Ollie
Ollie came to me as I was riding to the new Jerusalem.
He had a gun barrel in his mouth, a comic book in his hand.
He was thinking that the gun might really come to be of some use to him.
You know he once obeyed the law yet it left him nowhere to stand.
When Ollie came to me he was on a horse
That was stolen from a painting at the Rue de la Course.
He tipped the man a quarter and he galloped off,
A certified health nut with a smoker's cough.
Saner thoughts evade me as I contemplate my debtor's prison cell.
I can't even remember when I was doing well.
I grabbed the gun from Ollie, I said, "Son, why don't you hand that gun over here?"
I shot three parking meters, two French Poodles and a CD by Brittney Spears.

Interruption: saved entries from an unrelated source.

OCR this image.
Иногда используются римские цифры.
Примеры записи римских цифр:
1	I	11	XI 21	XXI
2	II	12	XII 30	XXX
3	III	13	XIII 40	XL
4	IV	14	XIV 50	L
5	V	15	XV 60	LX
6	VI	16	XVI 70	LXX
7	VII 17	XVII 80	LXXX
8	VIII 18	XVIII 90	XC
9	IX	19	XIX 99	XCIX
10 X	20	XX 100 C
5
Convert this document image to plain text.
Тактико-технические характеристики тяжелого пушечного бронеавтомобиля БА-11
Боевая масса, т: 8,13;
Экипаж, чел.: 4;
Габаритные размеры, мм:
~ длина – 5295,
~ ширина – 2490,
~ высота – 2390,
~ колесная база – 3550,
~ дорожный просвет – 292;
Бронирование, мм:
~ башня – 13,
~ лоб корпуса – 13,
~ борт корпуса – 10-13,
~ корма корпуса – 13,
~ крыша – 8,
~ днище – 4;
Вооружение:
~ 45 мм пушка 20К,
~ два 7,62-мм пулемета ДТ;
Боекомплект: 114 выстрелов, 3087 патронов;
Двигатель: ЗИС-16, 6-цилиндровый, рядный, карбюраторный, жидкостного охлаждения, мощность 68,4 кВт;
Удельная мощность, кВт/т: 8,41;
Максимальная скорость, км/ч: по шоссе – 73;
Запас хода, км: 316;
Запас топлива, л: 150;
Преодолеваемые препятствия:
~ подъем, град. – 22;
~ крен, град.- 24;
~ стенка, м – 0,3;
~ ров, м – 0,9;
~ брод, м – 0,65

Ollie tried to tell me where the pigeons sit
When all their favorite statues are covered with shit.
Joggers stop to tell me that I'm in the way
While Ollie's to excited to enjoy the day.
Ollie was waiting for the day when I'd agree to join him in his foolish pranks.
He said, "Finish all your thankless work and I will just be waiting here
Annoying the police until they come after me in Sherman tanks,
March me off in leg-irons, singing like a gondolier."
When Ollie left this world he was whistling a tune
That was stolen from the juke box at the Horny Goat Saloon.
He left in better spirits than he ever stayed.
He even tipped his hat to a meter maid.
Ollie came to me as I was riding through the new Jerusalem.
He said, "Thanks for saving my life but I went ahead and caught the Plague."
And, all the women who thought he was wierd, now their saying how they'd grown so used to him.
And all the cops are on trial and Ollie's comic book's exhibit A.
Ollie tries to tell me where the pigeons sit
When all their favorite statues are covered with shit.
Joggers stop to tell me that I'm in the way
While Ollie's too excited to enjoy the day.